Dona Lucilia no ano de 1906

O mundo moderno, por vezes, não compreende a prática de alguns opostos harmônicos, tais como: grandeza e bondade, alegria e seriedade, beleza e praticidade.

Dona Lucilia sabia coadunar em sua alma duas belas atitudes, aparentemente difíceis de conviverem juntas: a suavidade de trato e a firmeza de princípios. Dr. Plinio, numa conferência, descreveu como isso se dava nela.

Mamãe era uma pessoa eminentemente pacífica. De uma paciência, de uma doçura e de uma suavidade que eu não conheci em ninguém. Mas ela era muito clara e firme em seus princípios: O que é, é! O que não é, não é!

Habitualmente, o estado de espírito dela era de muita bondade, de muita condescendência. Mas se alguma coisa não corria bem, ela mudava seu modo de ser e opunha uma barreira, tranquila, mas inquebrantável!

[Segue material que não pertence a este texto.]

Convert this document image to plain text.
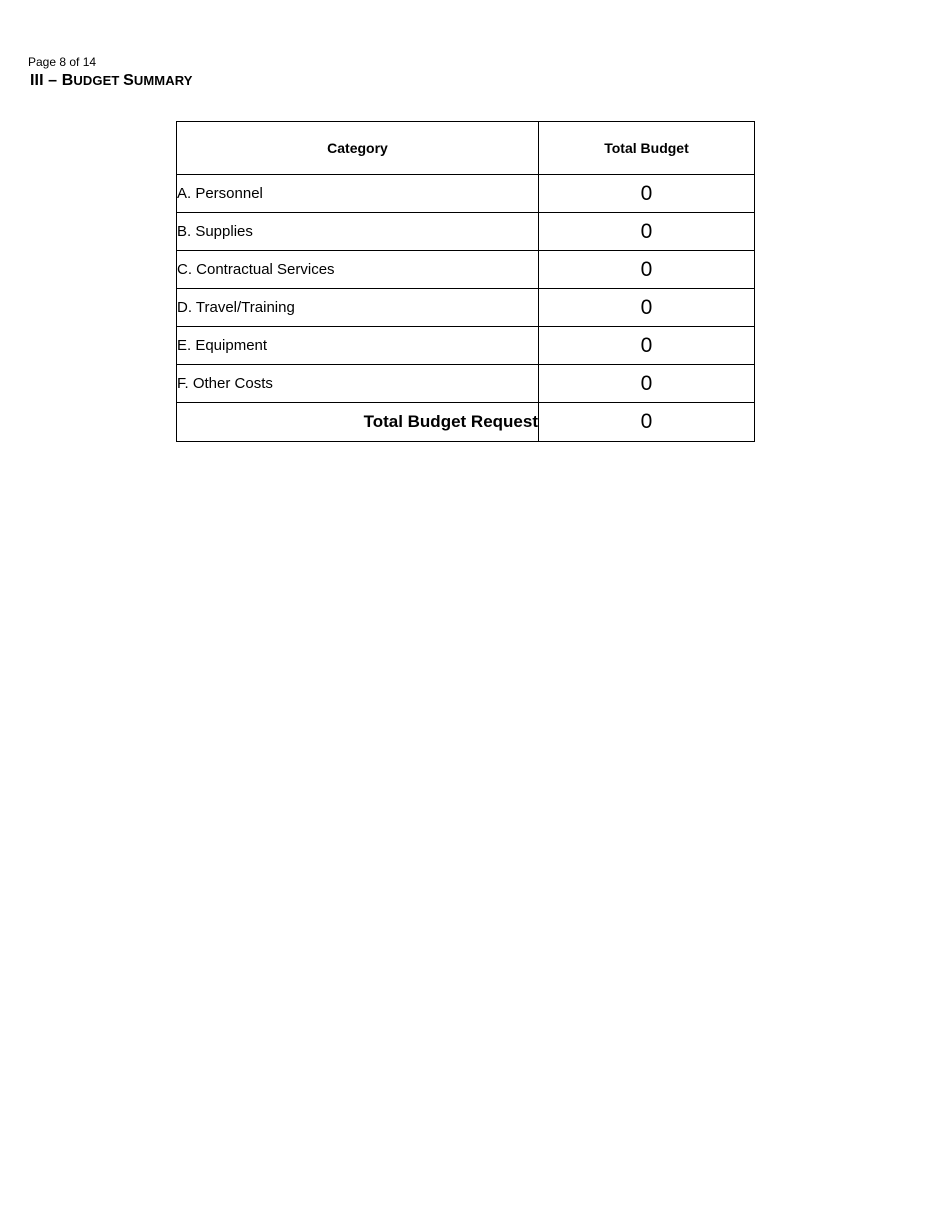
Page 8 of 14
III – BUDGET SUMMARY
Category	Total Budget
A. Personnel	0
B. Supplies	0
C. Contractual Services	0
D. Travel/Training	0
E. Equipment	0
F. Other Costs	0
Total Budget Request	0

Digna descendente de portugueses

Agora, se alguém tentava forçar a barreira, ela sabia dizer não! Mas, como é natural, tudo isso muito mais na linha portuguesa do que espanhola. É natural…

Há um provérbio português que diz: “Quem puxa os seus não degenera!” Ela era direta descendente de portugueses do Porto. Eram portugueses que vinham para o Brasil e casavam-se com outros descendentes de portugueses. Era tudo Portugal. Ela possuía, portanto, este modo de ser, com toda a afabilidade portuguesa, toda a doçura portuguesa, que às vezes não é muito reconhecida! Mas é uma coisa que existe e é muito notável.

Esse modo de ser suave, pode ser percebido, por exemplo, nas canções populares de Portugal, diferentes das canções populares da Espanha, de que eu gosto tanto.

Entretanto, meu pai era um homem ainda muito mais pacífico do que ela! Não tem comparação!

Os dois morreram muito avançados em idade, ele com 84 e ela com 92 anos. Tiveram, portanto, um longo tempo de casados. Eu nunca ouvi um dizer para o outro algo desagradável ou indelicado. Nunca vi uma desavença entre eles!


Dr. João Paulo, Dona Lucilia, Plinio e Rosée em Paris no ano de 1912

Senhora espanhola

Às vezes ele dava uma opinião meio modernosa, qualquer coisa assim. Ela dizia que não concordava, e discutiam o assunto, mas no terreno das ideias. Quando a discussão chegava a um certo ponto, ela dizia: “Mas, João Paulo, não pode ser” etc., e se entesava!

Como ela descendia de uns vagos antepassados espanhóis do tempo em que o Brasil e Portugal estavam unidos à coroa da Espanha — vieram muitos espanhóis morar em São Paulo — ele sabia disso, e me dizia: “Hiii! Esta senhora espanhola…”

Mas dizia baixinho para não entrar em encrenca. Porque sobretudo o que ele não queria era isso!

Os “pitos”

O modo de Dona Lucilia fazer censuras exprimia muito isto.

Quando eu era menino e fazia algo que não devia, ela me chamava, passava a mão pela cintura, punha-me bem perto dela, com um afeto tal, que eu podia senti-lo até em suas mãos. Ela me olhava com muita seriedade e me dizia: “Filhão…” Eu já sabia o que eu tinha feito…

— Filhão, é verdade que você fez tal coisa?

Ela olhava dentro de meus olhos. Mamãe tinha uns olhos castanhos escuros, mas que nessas ocasiões ficavam quase pretos! Ela repetia a pergunta:

— É verdade que você fez isto?

Eu dizia desapontado:

— Sim, senhora.

— Mas você pensou no que você fez? Isto é censurável por tais e tais razões. Você andou mal, e isto é um defeito dentro de você, tem de acabar com esse defeito. Sua mãe não vai querer bem a você enquanto esse defeito não for corrigido.

Depois que ela percebia que eu estava bem impressionado com aquilo, dizia:

— Você pede perdão a mamãe?

— Peço.

Dona Lucilia no ano de 1968, poucos meses antes de seu falecimento

— Então agora você dá um beijo em mamãe.

Era a hora da reconciliação. Eu a beijava muito afetuosamente, e ela a mim também. Estavam feitas as pazes! Terminado o “pito” eu saía cada vez mais encantado com ela e querendo-a mais bem ainda.